In a survey last year of more than 9,000 workers, Manpower discovered that for workers from 50 to 65, the appeal of freelance jobs lies in finding work that’s meaningful rather than getting paid well. This was the only age group in the survey that valued the type of work over income.

A recent study from Upwork, a website that matches freelancers with jobs, and the Freelancers Union, a nonprofit that advocates on behalf of contract workers, found that people over age 55 made up 28 percent of the contingent workforce last year. Contract-work opportunities can be found in nearly every occupation. The most promising fields include accounting, multimedia artist, delivery truck driving and management consulting, according to research from the job-search website CareerCast.

The Upwork study also revealed a key disadvantage to freelancing: income unpredictability. Contract work can be lucrative. Some 36 percent of the freelancers who responded said they earned more than $75,000 annually. But building and maintaining a client base takes time and doesn’t always guarantee a steady flow of projects. Among full-time freelancers, 63 percent had to take money out of their savings at least once a month, compared with only 20 percent of nonfreelancers.

Upwork is one of several websites that specialize in helping freelancers find jobs. In exchange for connecting contract workers with clients, most websites charge fees. Upwork and Guru, for example, deduct a fee based on the value of the contract. Another prominent option, LinkedIn’s ProFinder, charges a membership fee of $59.99 per month. There are many other freelance websites online, so it is important to check their fees before bidding for contracts.

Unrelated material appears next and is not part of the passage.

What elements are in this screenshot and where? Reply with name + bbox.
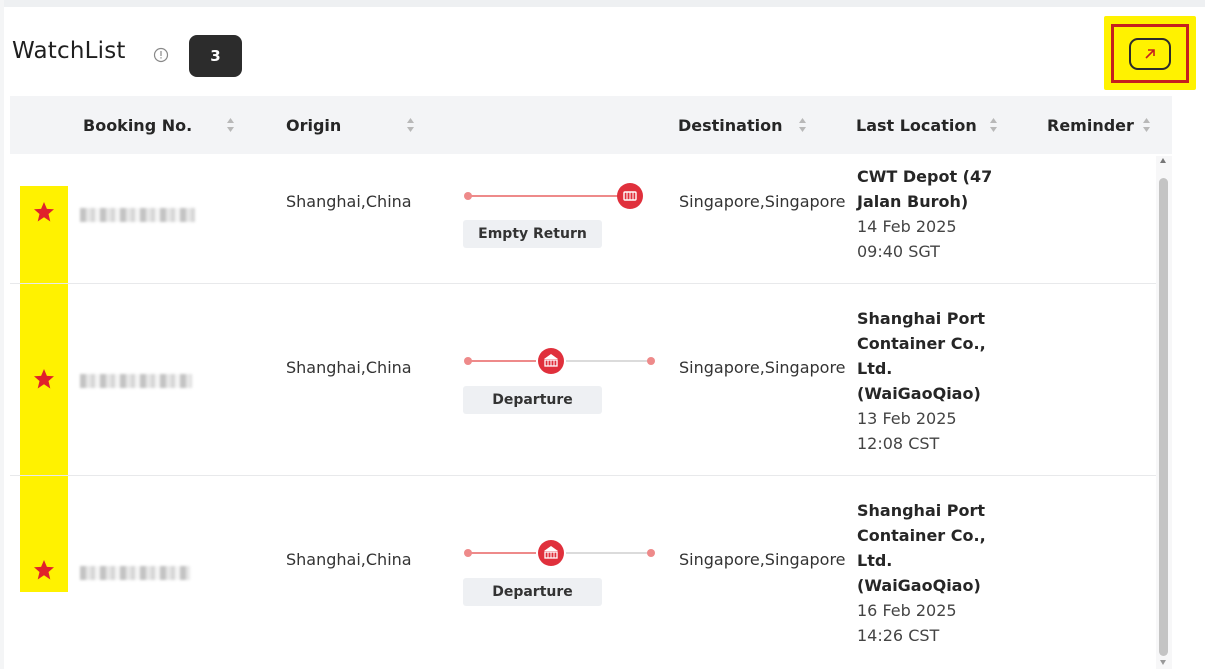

Of course, most older workers have an edge in the freelance search: strong networks of professional contacts. “What we are seeing is that these freelance professionals are breaking away from the corporate world by leveraging their extensive professional networks to launch their solo careers and successfully land business leads,” says Yu Liu, who is lead product manager for ProFinder. Liu also notes that older workers tend to have networks full of people who wield decision-making power within their companies about whether to bring freelancers aboard.